Minutos antes, cuando le llamaron y penetró en el establecimiento, Minh decidió filmar la entrevista en el sótano, junto a la exposición de ataúdes. Debido a la toma en contraluz, se vería poca cosa de la sala; sólo la pared del fondo, a la espalda de Godoy, estaría iluminada por los focos. Sin embargo, junto a la silueta de Godoy se dibujaba la de un ataúd, produciendo un ingenioso efecto visual, muy macabro. La distorsión de la voz del empresario de pompas fúnebres se efectuaría más tarde, en el laboratorio de sonido de la CBA-News.

Ese día no les acompañaba ningún técnico de sonido y Minh utilizaba un equipo individual, una Betacam con cinta de media pulgada que incorporaba imagen y sonido. También había llevado un pequeño monitor de visionado y lo colocó de forma que Godoy pudiera ver en todo momento lo que enfocaba la cámara: era un procedimiento calculado para que el entrevistado se sintiera más relajado en circunstancias especiales como ésta.

Godoy no sólo se tranquilizó, estaba divertidísimo:

—¡Oye…! Sois la monda los de la prensa —dijo a Kettering, que estaba sentado a su lado, fuera del campo visual.

Kettering, que tenía sus propias ideas acerca de cómo iba a conducir la entrevista, le devolvió una ligerísima sonrisa mientras repasaba las notas que acababa de garabatear. Cuando Minh se lo indicó con la cabeza, empezó, dejando unos minutos para la introducción, que escribiría después, para encabezar lo que iban a grabar en ese momento.

—La primera vez que vio usted al hombre que hemos identificado como el terrorista Ulises Rodríguez, ¿cuál fue la impresión que le causó?

—Pues ninguna en especial, me pareció una persona corriente. Godoy decidió que aun anónimamente, no pensaba admitir sus sospechas sobre el tal Novack alias Rodríguez.
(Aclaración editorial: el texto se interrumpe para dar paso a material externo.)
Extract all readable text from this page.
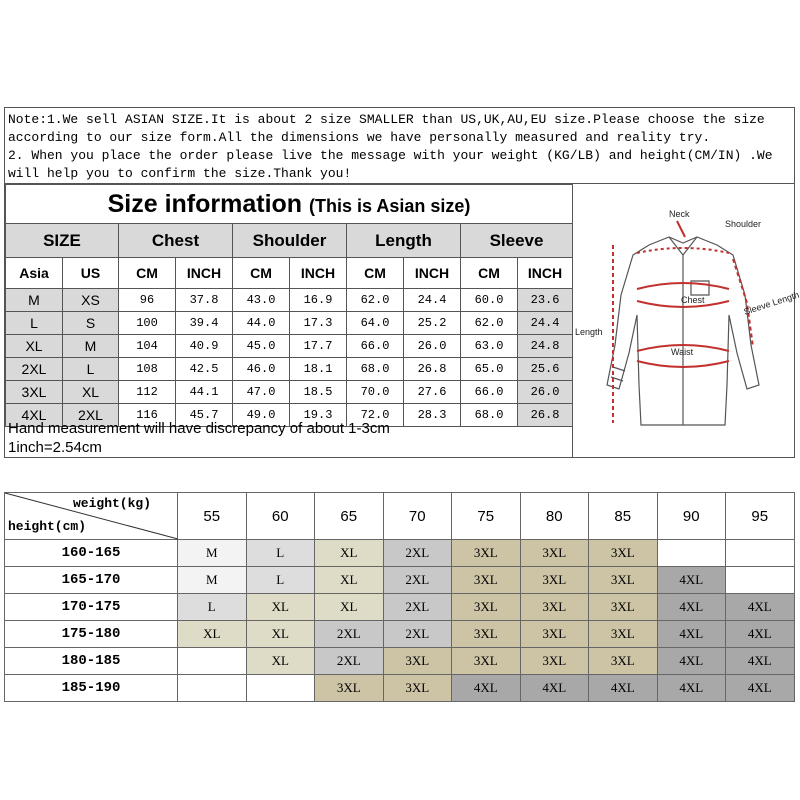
Note:1.We sell ASIAN SIZE.It is about 2 size SMALLER than US,UK,AU,EU size.Please choose the size
according to our size form.All the dimensions we have personally measured and reality try.
2. When you place the order please live the message with your weight (KG/LB) and height(CM/IN) .We
will help you to confirm the size.Thank you!
Size information (This is Asian size)									
SIZE		Chest		Shoulder		Length		Sleeve	
Asia	US	CM	INCH	CM	INCH	CM	INCH	CM	INCH
M	XS	96	37.8	43.0	16.9	62.0	24.4	60.0	23.6
L	S	100	39.4	44.0	17.3	64.0	25.2	62.0	24.4
XL	M	104	40.9	45.0	17.7	66.0	26.0	63.0	24.8
2XL	L	108	42.5	46.0	18.1	68.0	26.8	65.0	25.6
3XL	XL	112	44.1	47.0	18.5	70.0	27.6	66.0	26.0
4XL	2XL	116	45.7	49.0	19.3	72.0	28.3	68.0	26.8
Hand measurement will have discrepancy of about 1-3cm
1inch=2.54cm
Neck
Shoulder
Chest
Length
Waist
Sleeve Length
weight(kg)
height(cm)	55	60	65	70	75	80	85	90	95
160-165	M	L	XL	2XL	3XL	3XL	3XL		
165-170	M	L	XL	2XL	3XL	3XL	3XL	4XL	
170-175	L	XL	XL	2XL	3XL	3XL	3XL	4XL	4XL
175-180	XL	XL	2XL	2XL	3XL	3XL	3XL	4XL	4XL
180-185		XL	2XL	3XL	3XL	3XL	3XL	4XL	4XL
185-190			3XL	3XL	4XL	4XL	4XL	4XL	4XL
—Entonces, ¿no le pareció raro que quisiera comprarle dos ataúdes primero y más tarde un tercero?

La silueta se encogió de hombros:

—¿Por qué? Es mi negocio.

—Ha dicho usted por qué. —Repitiendo las palabras de Godoy, Kettering les infundió un tono de escepticismo—. ¿No es una venta bastante inusual?

—Bueno, tal vez… un poco.

—Y usted, como empresario de pompas fúnebres, ¿no suele vender más bien el servicio completo, con todo incluido?

—En general, sí.

—De hecho, antes de realizar esas dos ventas al terrorista Rodríguez, usted nunca, nunca, había vendido ataúdes sueltos, ¿no es cierto?

Kettering estaba especulando, pero pensó que Godoy no lo sabía, y en una grabación no mentiría.

—Pues no —murmuró Godoy.

La entrevista estaba tomando un cariz inesperado. En la media luz miró a Kettering, pero el periodista volvió a la carga.

—En otras palabras, su respuesta es que usted nunca había vendido ataúdes por ese procedimiento.

—Yo pensé —el empresario de pompas fúnebres alzó la voz— que no era asunto mío lo que hiciera con ellos.

—¿Se le ocurrió a usted en algún momento comunicárselo a las autoridades, a la policía, por ejemplo, y decirles: «Miren, me han hecho una petición muy extraña, una cosa que nunca me habían encargado hasta ahora, y me he preguntado si ustedes querrían investigar»? ¿Llegó a plantearse tal cosa?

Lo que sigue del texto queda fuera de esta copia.